Gowda, Sons & Grandsons: Karnataka Polls May See Upsurge in JDS 'Family' Values
HD Deve Gowda said he would be open to his grandsons working for the JD(S) during the Karntaka Assembly elections, a day after he completed a string of meetings on likely contestants from the party for the next polls.
File photo of HD Deve Gowda.
Bengaluru: The second-generation Gowdas are already prominent faces in Karnataka politics but now, the Gowda grandsons are ready to add to the numbers.
Karnataka's most prominent regional party, Janata Dal (Secular) or JDS, is set to bring in the third generation of its leader, former Prime Minister HD Deve Gowda's family into the political mainframe during the upcoming elections. Elections to the Karnataka Assembly are slated for April-May 2018.
Gowda, on Friday, said he would be open to his grandsons working for the party during the Assembly elections, a day after he completed a string of meetings on likely contestants from the party for the next election.
While his son HD Kumaraswamy had become Chief Minister for about a year-and-a-half in 2006, the JDS has been losing its sheen with the voters, thanks to its dynasty politics. Though the party has tried to shun the image, the next election could well see the next-gen Gowda clan coming to the political forefront – with one grandson even trying for a party ticket to contest the Assembly 2018 polls.
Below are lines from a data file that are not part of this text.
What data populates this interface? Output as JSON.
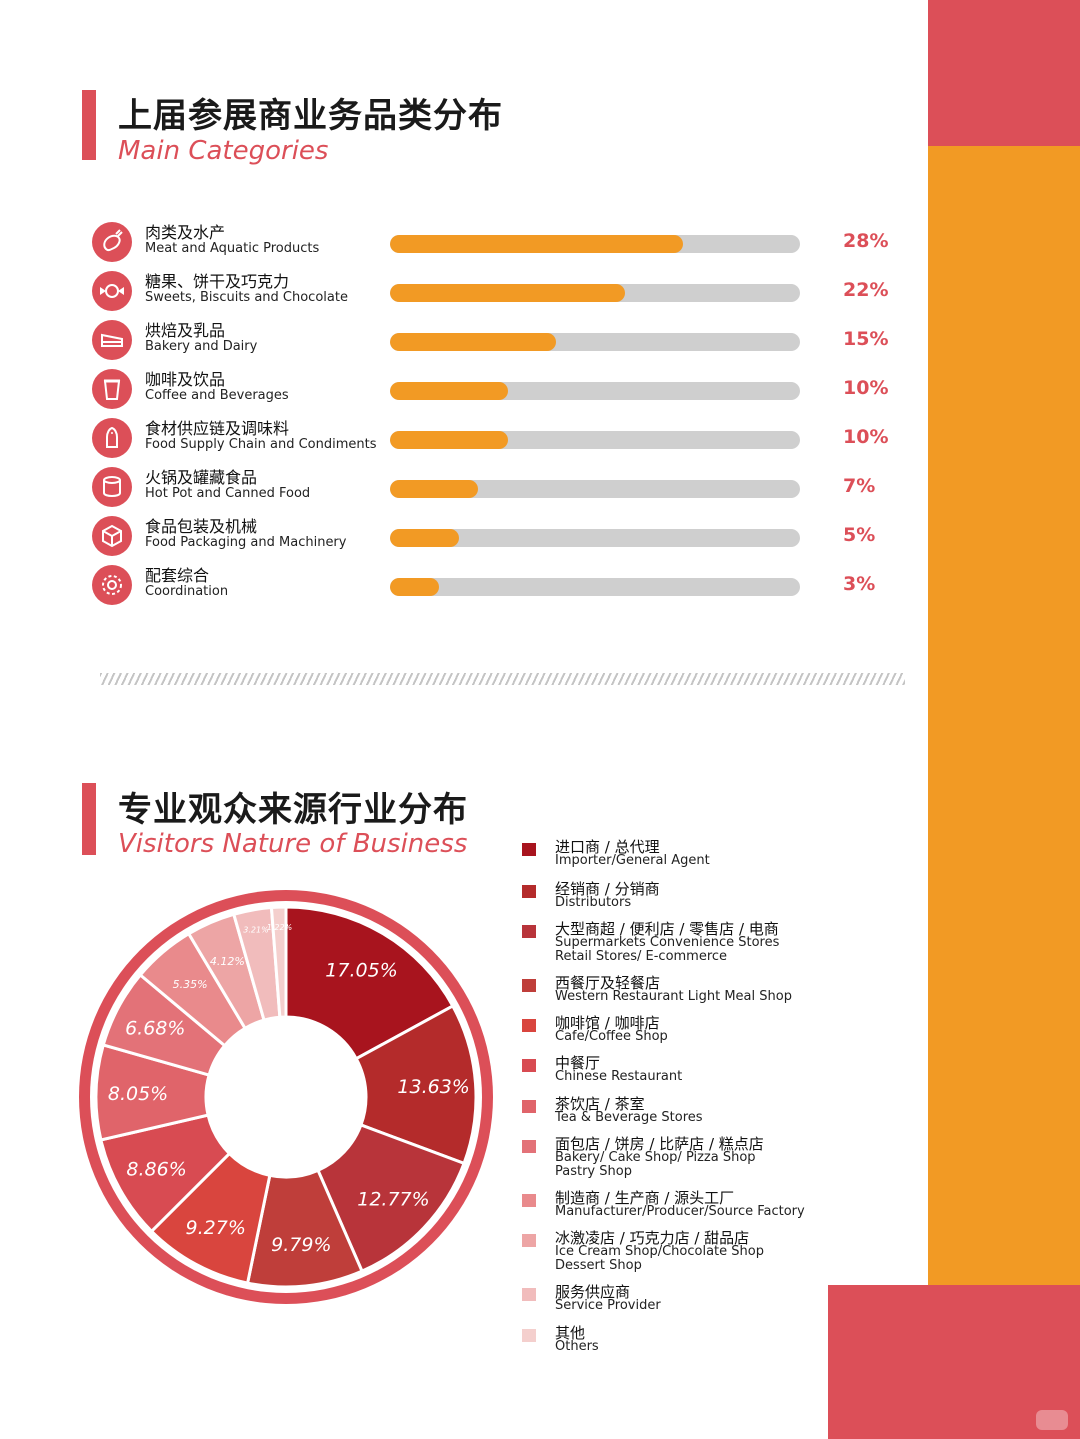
{
  "colors": {
    "accent_red": "#dc4f58",
    "accent_orange": "#f29a24",
    "track_gray": "#cfcfcf"
  },
  "section1": {
    "title": "上届参展商业务品类分布",
    "subtitle": "Main Categories",
    "items": [
      {
        "cn": "肉类及水产",
        "en": "Meat and Aquatic Products",
        "value": 28,
        "pct": "28%",
        "icon": "meat-icon"
      },
      {
        "cn": "糖果、饼干及巧克力",
        "en": "Sweets, Biscuits and Chocolate",
        "value": 22,
        "pct": "22%",
        "icon": "candy-icon"
      },
      {
        "cn": "烘焙及乳品",
        "en": "Bakery and Dairy",
        "value": 15,
        "pct": "15%",
        "icon": "cake-icon"
      },
      {
        "cn": "咖啡及饮品",
        "en": "Coffee and Beverages",
        "value": 10,
        "pct": "10%",
        "icon": "cup-icon"
      },
      {
        "cn": "食材供应链及调味料",
        "en": "Food Supply Chain and Condiments",
        "value": 10,
        "pct": "10%",
        "icon": "salt-shaker-icon"
      },
      {
        "cn": "火锅及罐藏食品",
        "en": "Hot Pot and Canned Food",
        "value": 7,
        "pct": "7%",
        "icon": "can-icon"
      },
      {
        "cn": "食品包装及机械",
        "en": "Food Packaging and Machinery",
        "value": 5,
        "pct": "5%",
        "icon": "box-icon"
      },
      {
        "cn": "配套综合",
        "en": "Coordination",
        "value": 3,
        "pct": "3%",
        "icon": "gear-icon"
      }
    ]
  },
  "section2": {
    "title": "专业观众来源行业分布",
    "subtitle": "Visitors Nature of Business"
  },
  "legend": [
    {
      "cn": "进口商 / 总代理",
      "en": "Importer/General Agent",
      "color": "#a8141e"
    },
    {
      "cn": "经销商 / 分销商",
      "en": "Distributors",
      "color": "#b42b2b"
    },
    {
      "cn": "大型商超 / 便利店 / 零售店 / 电商",
      "en": "Supermarkets Convenience Stores\nRetail Stores/ E-commerce",
      "color": "#b8343a"
    },
    {
      "cn": "西餐厅及轻餐店",
      "en": "Western Restaurant Light Meal Shop",
      "color": "#bf3e3a"
    },
    {
      "cn": "咖啡馆 / 咖啡店",
      "en": "Cafe/Coffee Shop",
      "color": "#d9453e"
    },
    {
      "cn": "中餐厅",
      "en": "Chinese Restaurant",
      "color": "#d84b52"
    },
    {
      "cn": "茶饮店 / 茶室",
      "en": "Tea & Beverage Stores",
      "color": "#e0646a"
    },
    {
      "cn": "面包店 / 饼房 / 比萨店 / 糕点店",
      "en": "Bakery/ Cake Shop/ Pizza Shop\nPastry Shop",
      "color": "#e37278"
    },
    {
      "cn": "制造商 / 生产商 / 源头工厂",
      "en": "Manufacturer/Producer/Source Factory",
      "color": "#e98a8c"
    },
    {
      "cn": "冰激凌店 / 巧克力店 / 甜品店",
      "en": "Ice Cream Shop/Chocolate Shop\nDessert Shop",
      "color": "#eda5a5"
    },
    {
      "cn": "服务供应商",
      "en": "Service Provider",
      "color": "#f1bcbc"
    },
    {
      "cn": "其他",
      "en": "Others",
      "color": "#f4cfcd"
    }
  ],
  "chart_data": [
    {
      "type": "bar",
      "orientation": "horizontal",
      "title": "上届参展商业务品类分布",
      "subtitle": "Main Categories",
      "categories": [
        "Meat and Aquatic Products",
        "Sweets, Biscuits and Chocolate",
        "Bakery and Dairy",
        "Coffee and Beverages",
        "Food Supply Chain and Condiments",
        "Hot Pot and Canned Food",
        "Food Packaging and Machinery",
        "Coordination"
      ],
      "values": [
        28,
        22,
        15,
        10,
        10,
        7,
        5,
        3
      ],
      "unit": "%"
    },
    {
      "type": "pie",
      "title": "专业观众来源行业分布",
      "subtitle": "Visitors Nature of Business",
      "donut": true,
      "start": "12 o'clock, clockwise",
      "categories": [
        "Importer/General Agent",
        "Distributors",
        "Supermarkets Convenience Stores Retail Stores/ E-commerce",
        "Western Restaurant Light Meal Shop",
        "Cafe/Coffee Shop",
        "Chinese Restaurant",
        "Tea & Beverage Stores",
        "Bakery/ Cake Shop/ Pizza Shop Pastry Shop",
        "Manufacturer/Producer/Source Factory",
        "Ice Cream Shop/Chocolate Shop Dessert Shop",
        "Service Provider",
        "Others"
      ],
      "values": [
        17.05,
        13.63,
        12.77,
        9.79,
        9.27,
        8.86,
        8.05,
        6.68,
        5.35,
        4.12,
        3.21,
        1.22
      ],
      "labels": [
        "17.05%",
        "13.63%",
        "12.77%",
        "9.79%",
        "9.27%",
        "8.86%",
        "8.05%",
        "6.68%",
        "5.35%",
        "4.12%",
        "3.21%",
        "1.22%"
      ],
      "colors": [
        "#a8141e",
        "#b42b2b",
        "#b8343a",
        "#bf3e3a",
        "#d9453e",
        "#d84b52",
        "#e0646a",
        "#e37278",
        "#e98a8c",
        "#eda5a5",
        "#f1bcbc",
        "#f4cfcd"
      ],
      "legend_position": "right"
    }
  ]
}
“Nikhil, son of Kumaraswamy, is an upcoming actor. He has already shown his talent in the film ‘Jaguar’. If his charisma can help our party, why shouldn’t we use him? If he can bring in some strength into the party, what stops us from using his help? If he is willing to run around for his father, why not?” Gowda said while addressing a press conference.
Kumaraswamy has long been seen as the ‘favourite’ son, with Gowda giving him his blessings to lead a coup against the JDS-Congress coalition government in 2006. Twenty months later, he went on to back out of the JDS-BJP coalition, refusing to honour his promise of giving way to a BJP CM.
The following election, JDS lost badly in the election that followed. The JDS’s seat tally dropped from 58 in 2004 to just 28 in 2008 but the party played king-maker, supporting two different parties between 2004 and 2008 to form coalition governments.
And while Kumaraswamy himself has taken a back seat – recuperating after a heart surgery two weeks back – his son Nikhil could be pitching in with the campaigning.
Prajwal Revanna – son of Gowda’s elder son HD Revanna, a sitting MLA – has also been keen on getting into the electoral fray. He is said to have done good ground-work in Hunsur – a constituency near Mysore – and Belur, an Assembly segment in Gowda’s Lok Sabha constituency of Hassan.
Gowda, however, stopped short of saying out loud if Prajwal will be given a ticket or not.
“Prajwal is already in politics. There is nothing hidden in this, it is known. People speculated that he will contest from Hunsur, then Beluru... now they are talking about a third constituency Rajarajeshwarinagar (in Bengaluru) for him. But Prajwal has not put in any application to contest from these places. Ultimately, the decision is mine,” he said.
Currently, two of Deve Gowda's sons and one of his daughter-in-law — Kumaraswamy’s wife Anitha — are currently MLAs.
Revanna’s wife Bhavani too had tried for tickets but had not been allowed by Gowda senior so far.
If this election sees more family members, the JDS could well end up looking like the southern version of the Samajwadi party, that has 6 MPs and 2 MLAs who are all related to its party chief Mulayam Singh Yadav.